Data: 2005-07-30 17:54:48
Temat: Re: Moje doświadczenia
Od: "Margola" <m...@s...precz.kafeteria.pl>
Pokaż wszystkie nagłówki
Edyto,
Z przykrością powiem tak: albo czas naprawdę dorosnąć - czyli odpępowić się
i usamodzielnić, albo niestety znosić tatusia - ze sporym dystansem.
Zastanów się dobrze, co Cię rani w jego postępowaniu (pamiętaj, że to nie
ktoś sprawia nam przykrość, tylko my tę przykrośc odczuwamy. Jak się nabiera
dystansu, to nikt nie jest w stanie łatwo nam przykrości wyrządzić) Kiedy
znajdziesz przyczynę, będzie Ci łatwiej. Łatwiej też będzie, jeśli
przestaniesz od ojca oczekiwać akceptacji - Ciebie, chłopaka, Twojej ciąży,
czegokolwiek. Brak oczekiwań to brak rozczarowań.
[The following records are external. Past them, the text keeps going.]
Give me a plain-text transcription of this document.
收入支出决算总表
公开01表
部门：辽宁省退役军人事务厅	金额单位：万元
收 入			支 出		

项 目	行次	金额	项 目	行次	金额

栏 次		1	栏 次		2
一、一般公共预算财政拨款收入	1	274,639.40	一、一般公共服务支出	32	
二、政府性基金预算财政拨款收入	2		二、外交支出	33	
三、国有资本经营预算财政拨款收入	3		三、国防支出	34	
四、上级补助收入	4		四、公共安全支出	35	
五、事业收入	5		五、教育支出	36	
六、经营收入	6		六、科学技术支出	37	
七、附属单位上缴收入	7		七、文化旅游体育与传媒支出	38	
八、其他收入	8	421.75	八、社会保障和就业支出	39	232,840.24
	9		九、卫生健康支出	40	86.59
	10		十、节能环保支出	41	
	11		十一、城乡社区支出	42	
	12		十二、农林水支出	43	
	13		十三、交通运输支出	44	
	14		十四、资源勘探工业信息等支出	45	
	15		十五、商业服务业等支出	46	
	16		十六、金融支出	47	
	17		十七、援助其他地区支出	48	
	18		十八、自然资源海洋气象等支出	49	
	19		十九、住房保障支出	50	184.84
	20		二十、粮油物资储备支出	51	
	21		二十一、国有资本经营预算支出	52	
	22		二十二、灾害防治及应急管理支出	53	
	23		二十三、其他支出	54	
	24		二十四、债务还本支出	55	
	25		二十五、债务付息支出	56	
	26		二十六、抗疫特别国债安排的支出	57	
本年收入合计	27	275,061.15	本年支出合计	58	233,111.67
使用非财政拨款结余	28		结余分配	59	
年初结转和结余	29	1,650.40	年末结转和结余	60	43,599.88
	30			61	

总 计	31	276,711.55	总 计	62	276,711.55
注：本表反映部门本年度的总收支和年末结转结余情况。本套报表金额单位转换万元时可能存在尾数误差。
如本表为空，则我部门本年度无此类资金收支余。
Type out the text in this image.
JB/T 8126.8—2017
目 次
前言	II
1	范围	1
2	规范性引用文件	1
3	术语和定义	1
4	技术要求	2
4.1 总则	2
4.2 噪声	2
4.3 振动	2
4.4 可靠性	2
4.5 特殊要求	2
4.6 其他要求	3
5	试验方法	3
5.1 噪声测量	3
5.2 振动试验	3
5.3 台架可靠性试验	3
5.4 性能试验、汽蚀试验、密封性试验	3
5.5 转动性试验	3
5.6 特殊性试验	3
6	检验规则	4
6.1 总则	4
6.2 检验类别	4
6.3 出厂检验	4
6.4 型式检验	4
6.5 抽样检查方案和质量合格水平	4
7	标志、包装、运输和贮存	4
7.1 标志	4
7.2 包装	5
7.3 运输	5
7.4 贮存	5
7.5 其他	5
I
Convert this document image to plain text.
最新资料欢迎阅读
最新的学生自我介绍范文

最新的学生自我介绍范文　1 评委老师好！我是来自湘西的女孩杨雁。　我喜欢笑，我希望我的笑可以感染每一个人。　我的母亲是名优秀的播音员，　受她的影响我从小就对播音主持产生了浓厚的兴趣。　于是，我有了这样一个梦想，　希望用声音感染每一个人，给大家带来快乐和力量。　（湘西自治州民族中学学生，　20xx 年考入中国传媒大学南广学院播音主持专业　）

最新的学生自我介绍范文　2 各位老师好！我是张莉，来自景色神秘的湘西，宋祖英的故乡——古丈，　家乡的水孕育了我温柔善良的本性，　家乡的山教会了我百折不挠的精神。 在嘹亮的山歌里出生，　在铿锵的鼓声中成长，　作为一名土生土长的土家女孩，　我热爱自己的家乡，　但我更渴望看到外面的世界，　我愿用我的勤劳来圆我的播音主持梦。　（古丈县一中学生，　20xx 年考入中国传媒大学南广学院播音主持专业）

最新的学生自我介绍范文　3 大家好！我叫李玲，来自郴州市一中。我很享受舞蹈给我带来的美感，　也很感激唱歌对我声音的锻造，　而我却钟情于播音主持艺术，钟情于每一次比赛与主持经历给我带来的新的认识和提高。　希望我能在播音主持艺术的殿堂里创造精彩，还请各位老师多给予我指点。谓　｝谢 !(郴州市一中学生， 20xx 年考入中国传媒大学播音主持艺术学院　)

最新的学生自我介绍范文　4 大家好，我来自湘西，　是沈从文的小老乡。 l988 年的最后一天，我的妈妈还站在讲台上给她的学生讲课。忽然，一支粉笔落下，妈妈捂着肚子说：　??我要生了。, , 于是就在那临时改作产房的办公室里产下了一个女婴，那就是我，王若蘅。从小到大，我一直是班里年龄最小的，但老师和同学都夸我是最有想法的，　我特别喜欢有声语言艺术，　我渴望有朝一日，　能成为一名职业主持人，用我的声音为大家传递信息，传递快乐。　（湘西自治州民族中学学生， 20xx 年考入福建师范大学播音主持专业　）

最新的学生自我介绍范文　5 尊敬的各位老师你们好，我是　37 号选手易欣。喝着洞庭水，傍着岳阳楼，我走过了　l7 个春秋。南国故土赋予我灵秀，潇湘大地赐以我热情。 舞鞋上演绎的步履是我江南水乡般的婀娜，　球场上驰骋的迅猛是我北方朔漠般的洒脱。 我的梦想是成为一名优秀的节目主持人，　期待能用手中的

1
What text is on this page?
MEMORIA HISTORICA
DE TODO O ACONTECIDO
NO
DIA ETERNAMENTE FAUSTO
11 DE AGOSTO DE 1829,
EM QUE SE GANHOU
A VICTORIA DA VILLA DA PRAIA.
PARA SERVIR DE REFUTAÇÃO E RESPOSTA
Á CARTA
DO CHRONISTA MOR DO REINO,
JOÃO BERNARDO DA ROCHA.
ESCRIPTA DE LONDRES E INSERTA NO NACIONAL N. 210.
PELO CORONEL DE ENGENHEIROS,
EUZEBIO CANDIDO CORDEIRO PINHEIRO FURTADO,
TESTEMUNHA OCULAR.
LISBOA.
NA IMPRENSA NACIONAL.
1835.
Oczywiście, wiem, że pełny dystans nie jest możliwy, ale ja lubię sięgać do
sytuacji idealnych, bo im się wyżej mierzy, tym wyżej się podskoczy :)
Aha, i nie zapominaj, że w ciąży reaguje się zazwyczaj bardziej
emocjonalnie.MOże rzeczywiście zdrowiej sie odizolować.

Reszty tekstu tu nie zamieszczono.